How to stop answering our own questions (and why)

My oldest son LOVES mysteries.

He even loves them when they’re no longer mysterious, as when we’ve read and/or listened to the Star Ruby Boxcar Children Mystery AT LEAST 10 times, so that he starts making ominous noises the first time the thief is introduced (I’ll spare you the spoiler).

Even when I make up stories to tell him, the ones that he likes the best have some surprises, some questions that he has to answer, or at least anticipate. I think it makes him feel part of the story, like he’s discovering the truth alongside the central characters.

And, you know, I think we’re all kind of like that.

I was thinking about Sam, and about those four orphans who have saved so many small businesses from petty nuisances, when I read Made to Stick.

The authors talk about creating a knowledge gap, a sort of mystery, so that people are curious and want to know more…so that we don’t have to twist their arms or cram the information down their throats.

Too often, because we know this story–whatever our issue is–backwards and forwards (we already know how we think it needs to end, too), we just barely open the door to this curiosity, before we slam it shut.

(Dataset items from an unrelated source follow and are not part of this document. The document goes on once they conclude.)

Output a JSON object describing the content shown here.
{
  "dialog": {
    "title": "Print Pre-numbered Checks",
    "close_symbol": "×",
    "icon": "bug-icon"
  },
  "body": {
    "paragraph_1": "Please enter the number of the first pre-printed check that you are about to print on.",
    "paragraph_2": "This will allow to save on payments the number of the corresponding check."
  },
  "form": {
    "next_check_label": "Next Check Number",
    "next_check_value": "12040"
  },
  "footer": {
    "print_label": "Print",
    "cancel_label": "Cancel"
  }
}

And so we never give, for example, policymakers a chance to ask questions, or to go along with us on a journey, of sorts.

I tried this out the other day, giving a speech about the anti-immigrant laws that have caused so many problems in places like Alabama and Arizona. I started with a story, a story about an Iraqi War veteran who wanted to go for a drive in his pick-up truck in Alabama. Except that I didn’t rush through the story, even though the end is my favorite part, when he gets so mad about the new barriers that HB 56 has created in his life that he calls his state senator in outrage.

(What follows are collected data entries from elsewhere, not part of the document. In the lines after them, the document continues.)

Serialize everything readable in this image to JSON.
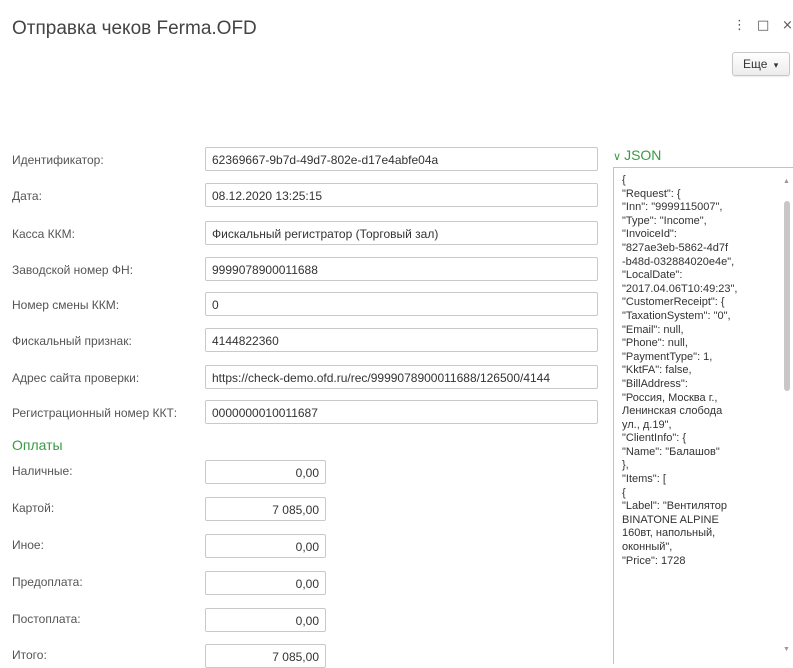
{
  "window": {
    "title": "Отправка чеков Ferma.OFD",
    "more_icon": "⋮",
    "maximize_icon": "□",
    "close_icon": "×"
  },
  "toolbar": {
    "more_label": "Еще",
    "more_arrow": "▾"
  },
  "fields": [
    {
      "label": "Идентификатор:",
      "value": "62369667-9b7d-49d7-802e-d17e4abfe04a"
    },
    {
      "label": "Дата:",
      "value": "08.12.2020 13:25:15"
    },
    {
      "label": "Касса ККМ:",
      "value": "Фискальный регистратор (Торговый зал)"
    },
    {
      "label": "Заводской номер ФН:",
      "value": "9999078900011688"
    },
    {
      "label": "Номер смены ККМ:",
      "value": "0"
    },
    {
      "label": "Фискальный признак:",
      "value": "4144822360"
    },
    {
      "label": "Адрес сайта проверки:",
      "value": "https://check-demo.ofd.ru/rec/9999078900011688/126500/4144"
    },
    {
      "label": "Регистрационный номер ККТ:",
      "value": "0000000010011687"
    }
  ],
  "payments": {
    "title": "Оплаты",
    "items": [
      {
        "label": "Наличные:",
        "value": "0,00"
      },
      {
        "label": "Картой:",
        "value": "7 085,00"
      },
      {
        "label": "Иное:",
        "value": "0,00"
      },
      {
        "label": "Предоплата:",
        "value": "0,00"
      },
      {
        "label": "Постоплата:",
        "value": "0,00"
      },
      {
        "label": "Итого:",
        "value": "7 085,00"
      }
    ]
  },
  "json_panel": {
    "title": "JSON",
    "content": "{\n\"Request\": {\n\"Inn\": \"9999115007\",\n\"Type\": \"Income\",\n\"InvoiceId\":\n\"827ae3eb-5862-4d7f\n-b48d-032884020e4e\",\n\"LocalDate\":\n\"2017.04.06T10:49:23\",\n\"CustomerReceipt\": {\n\"TaxationSystem\": \"0\",\n\"Email\": null,\n\"Phone\": null,\n\"PaymentType\": 1,\n\"KktFA\": false,\n\"BillAddress\":\n\"Россия, Москва г.,\nЛенинская слобода\nул., д.19\",\n\"ClientInfo\": {\n\"Name\": \"Балашов\"\n},\n\"Items\": [\n{\n\"Label\": \"Вентилятор\nBINATONE ALPINE\n160вт, напольный,\nоконный\",\n\"Price\": 1728"
  }
}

Because I wanted the audience to ask the questions: “WHY couldn’t this veteran get his car tags updated?” “WHY couldn’t he easily prove he was a U.S. citizen?” “WHY would Alabama want to make this difficult for him?”

Because those questions are the most important part.

But we don’t get there if we are too eager to solve the mystery, to give the answers, to wrap up our story.

It worked. They grumbled about how ridiculous it was, just like I wanted them to. They were confused, frustrated, and, ultimately, angry, just as I had hoped.

So I’m going to try to start my thinking about policy communications a little differently, from now on. Instead of beginning with a goal of what I want to say, or what I want to communicate to people, I’m going to start with thinking about what I want people to ask, what I want them to wonder.

I’m going to be intentional about creating that gap, so that they spend at least some mental energy wondering “WHY?”, so that, then, the answers that I do want to impart come as a sort of salve to a mental itch, a welcome respite.

We know that our work is important. To us, they are gripping, these challenges single mothers face in accessing affordable childcare, or the tribulations of the long-term unemployed, or the obstacles that face parents of a child with a serious disability.

We just have to tell the stories like they’re page-turners.

Because we can’t afford to let policymakers, or donors, or even that elusive ‘general public’, put us down.